Noise pollution from vehicles, machinery, and construction impacts people and wildlife alike. Sound pollution can cause stress, nervous disorders, insomnia, increased blood pressure, and hypertension in humans. Research has also found that these noises interfere with wildlife communication, foraging, and overall fitness. These effects are even surprisingly common in national parks and protected areas. Usually, scientists are only able to gather small amounts of data to understand the distribution of sounds in urban areas. In this study, noise pollution maps were created using hundreds of sound measurements gathered by citizen science.  

Smartphone capabilities have sky-rocketed over the past decade and have enabled the public to further engage in research and science. In New York City, USA, and Seoul, South Korea, people with smartphones downloaded GPS-enabled apps with microphones and used them as sound meters. The goal of this study was to create noise pollution maps of parks and urban areas to better understand its distribution. 
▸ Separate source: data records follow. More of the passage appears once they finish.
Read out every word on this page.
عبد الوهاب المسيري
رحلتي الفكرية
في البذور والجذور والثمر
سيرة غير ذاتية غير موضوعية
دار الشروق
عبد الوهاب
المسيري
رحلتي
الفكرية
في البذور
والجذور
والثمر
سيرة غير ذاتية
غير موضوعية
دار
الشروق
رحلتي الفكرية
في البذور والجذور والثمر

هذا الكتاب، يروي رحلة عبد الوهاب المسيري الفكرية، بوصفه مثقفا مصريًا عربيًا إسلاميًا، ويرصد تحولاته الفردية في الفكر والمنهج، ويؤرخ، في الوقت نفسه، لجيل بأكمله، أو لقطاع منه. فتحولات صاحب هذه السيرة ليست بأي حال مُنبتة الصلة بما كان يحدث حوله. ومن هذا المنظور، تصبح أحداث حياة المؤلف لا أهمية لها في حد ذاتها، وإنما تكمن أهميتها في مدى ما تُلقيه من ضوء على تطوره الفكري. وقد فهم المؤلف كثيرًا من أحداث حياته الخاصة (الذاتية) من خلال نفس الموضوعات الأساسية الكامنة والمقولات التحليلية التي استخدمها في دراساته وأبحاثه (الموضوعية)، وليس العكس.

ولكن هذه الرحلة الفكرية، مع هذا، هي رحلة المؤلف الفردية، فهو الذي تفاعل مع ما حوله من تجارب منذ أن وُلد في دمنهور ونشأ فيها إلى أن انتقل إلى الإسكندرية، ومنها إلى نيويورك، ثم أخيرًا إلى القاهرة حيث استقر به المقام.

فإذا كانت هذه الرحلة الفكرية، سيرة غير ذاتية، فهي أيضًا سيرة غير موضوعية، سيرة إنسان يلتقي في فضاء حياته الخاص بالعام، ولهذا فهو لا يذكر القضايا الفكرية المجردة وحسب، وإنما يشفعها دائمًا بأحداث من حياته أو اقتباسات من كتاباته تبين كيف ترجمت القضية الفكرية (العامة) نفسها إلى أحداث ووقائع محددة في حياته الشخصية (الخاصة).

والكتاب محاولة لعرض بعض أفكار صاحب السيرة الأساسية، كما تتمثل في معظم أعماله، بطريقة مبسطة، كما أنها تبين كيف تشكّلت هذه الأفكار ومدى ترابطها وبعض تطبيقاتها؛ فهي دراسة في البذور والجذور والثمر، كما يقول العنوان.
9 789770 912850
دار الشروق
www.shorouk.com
Over the course of three citizen science events, researchers were able to collect 1418 noise level observations to generate maps. In addition, 6/7 of all measurements were usable and researchers had roughly three times more data than they would have if they conducted the measurements alone. Volunteers from the Newton Conservators and the Friends of Blue Hills, and students from the Massachusetts College of Pharmacy and Health and Boston University reported that the majority of them learned how to use the app(s) in only five to ten minutes and the others needed about ten to twenty minutes. They participated in these events because they were interested in learning about noise pollution, were concerned about it, and/or wanted to help advance conservation science. With these crowd-sourced events, biologists can quickly map noise pollution and observe changes in wildlife. Teachers and professors can also use this methodology to involve students in environmental issues in a fun and educational way. This study shows a huge success and potential for engaging the public in environmental science education!